FogBrain methodology is fully described in the following article:

Stefano Forti, Antonio Brogi
Continuous Reasoning for Managing Next-Gen Distributed Applications,
ICLP 2020 (Technical Communications), EPTCS, vol. 325, pp. 164–177, 2020.

If you wish to reuse source code in this repo, please consider citing it.

Background & Prerequisites

FogBrain is written in Prolog. Prolog programs are finite sets of clauses of the form:

a :- b1, ... , bn.

stating that a holds when b1 and ... and bn holds, where n >= 0 and a, b1 ..., bn are atomic literals. Clauses with empty condition are also called facts. Prolog variables begin with upper-case letters, lists are denoted by square brackets, and negation by \+.

Before using FogBrain you need to install the latest stable release of SWI-Prolog.

QuickStart & Interactive Docs

All information on FogBrain can be found here, along with a quickstart example and interactive documentation on the current release.

Tutorial

To try FogBrain:

  1. Download or clone this repository.

  2. Open a terminal in the project folder and run swipl fogbrain.pl.

  3. Inside the running program either run the query

    :- fogBrain(vrApp, P).

    The output will be a first placement for the application described in app.pl onto the infrastructure described in infra.pl.

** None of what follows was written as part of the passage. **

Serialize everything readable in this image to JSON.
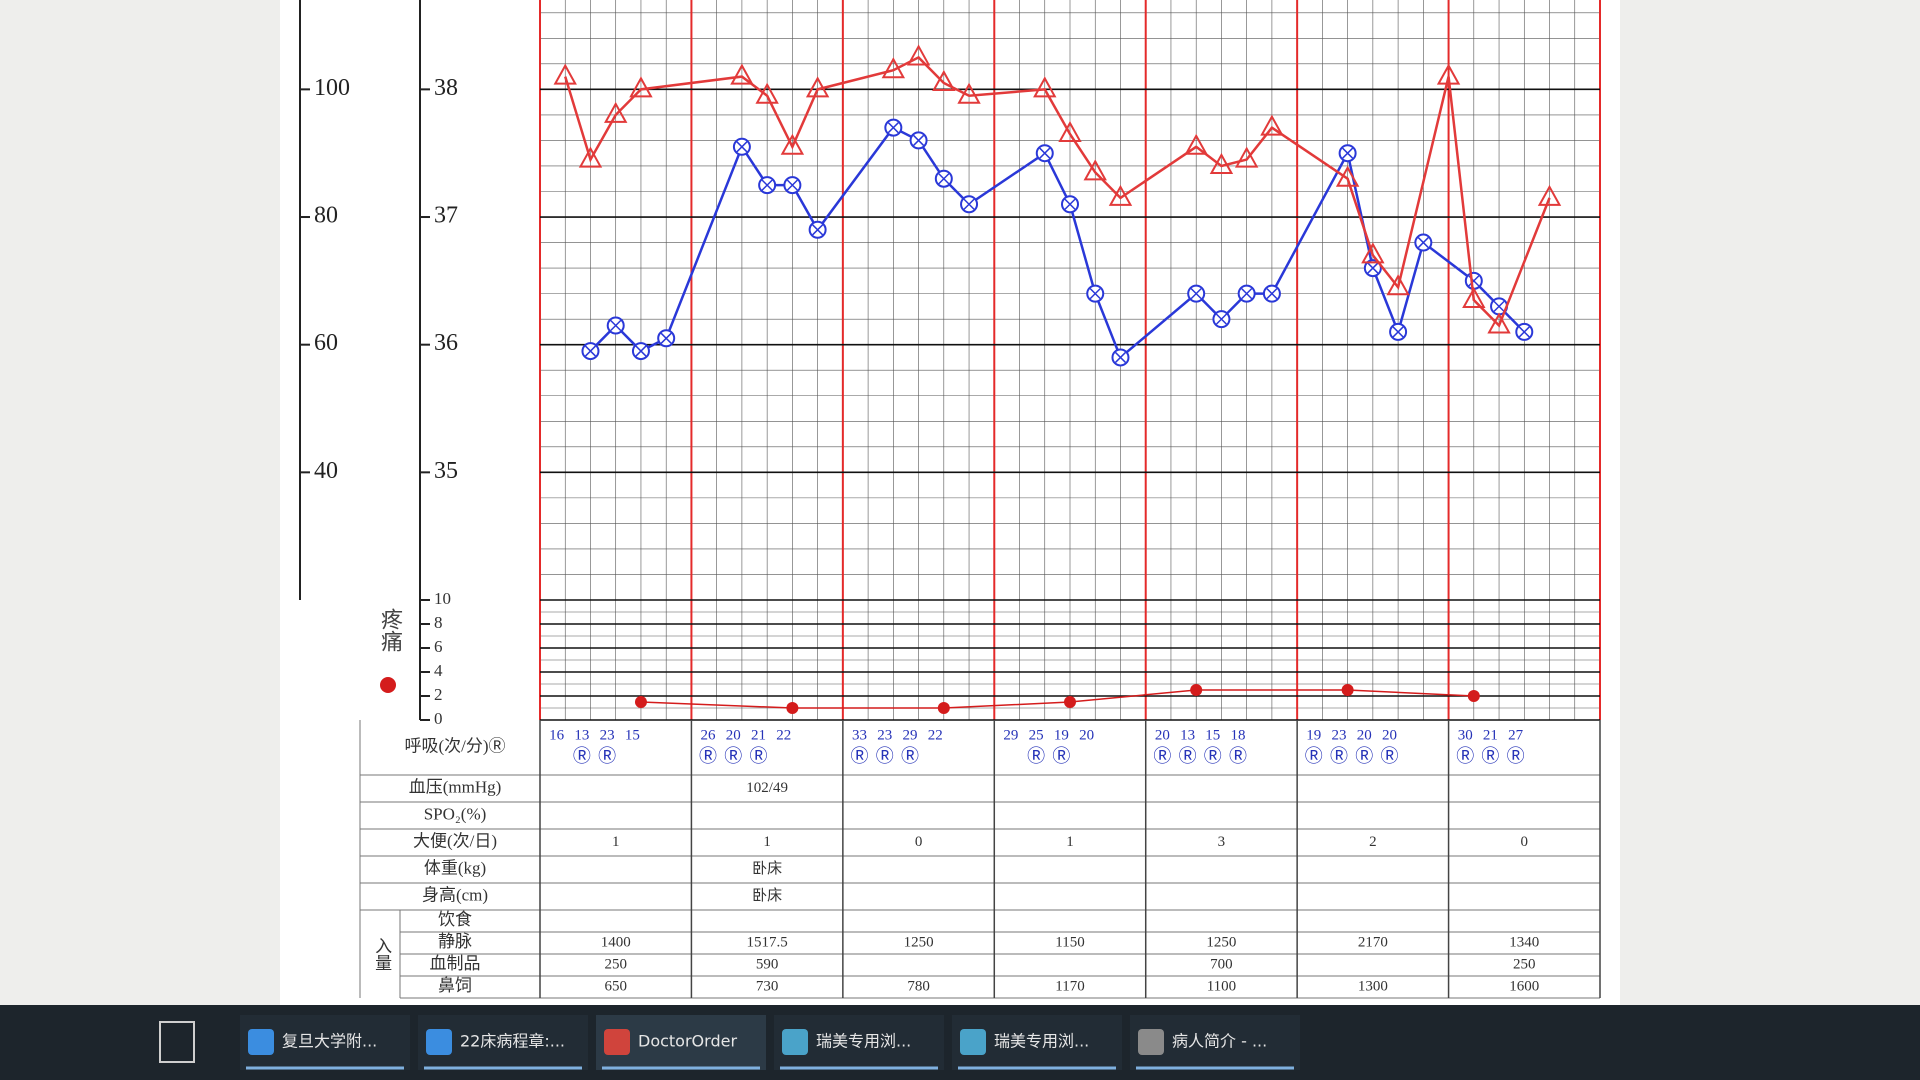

E.g.

    %7,955 inferences, 0.000 CPU in 0.006 seconds (0% CPU, Infinite Lips)
    P = [on(vrDriver, accesspoint9), on(sceneSelector, cabinetserver0), on(videoStorage, cloud0)]
  4. Open the file infra.pl and change some of the links or nodes involved in the placement output at step 3. E.g.

     node(cloud0,[ubuntu, mySQL, gcc, make], inf, []). --> node(cloud0,[], inf, []).
  5. Repeat step 3. The output will only compute a new placement for suffering services (i.e. mapped onto overloaded nodes, or relying upon saturated end-to-end links for interacting with other services) and require many less inferences with respect to computing the initial placement. E.g.

    2 ?- fogBrain(vrApp,P).
    % 387 inferences, 0.000 CPU in 0.000 seconds (0% CPU, Infinite Lips)  
    P = [on(videoStorage, cloud1), on(vrDriver, accesspoint9), on(sceneSelector, cabinetserver0)] 

In this example the new placement is computed by saving around 95% of inferences with respect to the first deployment.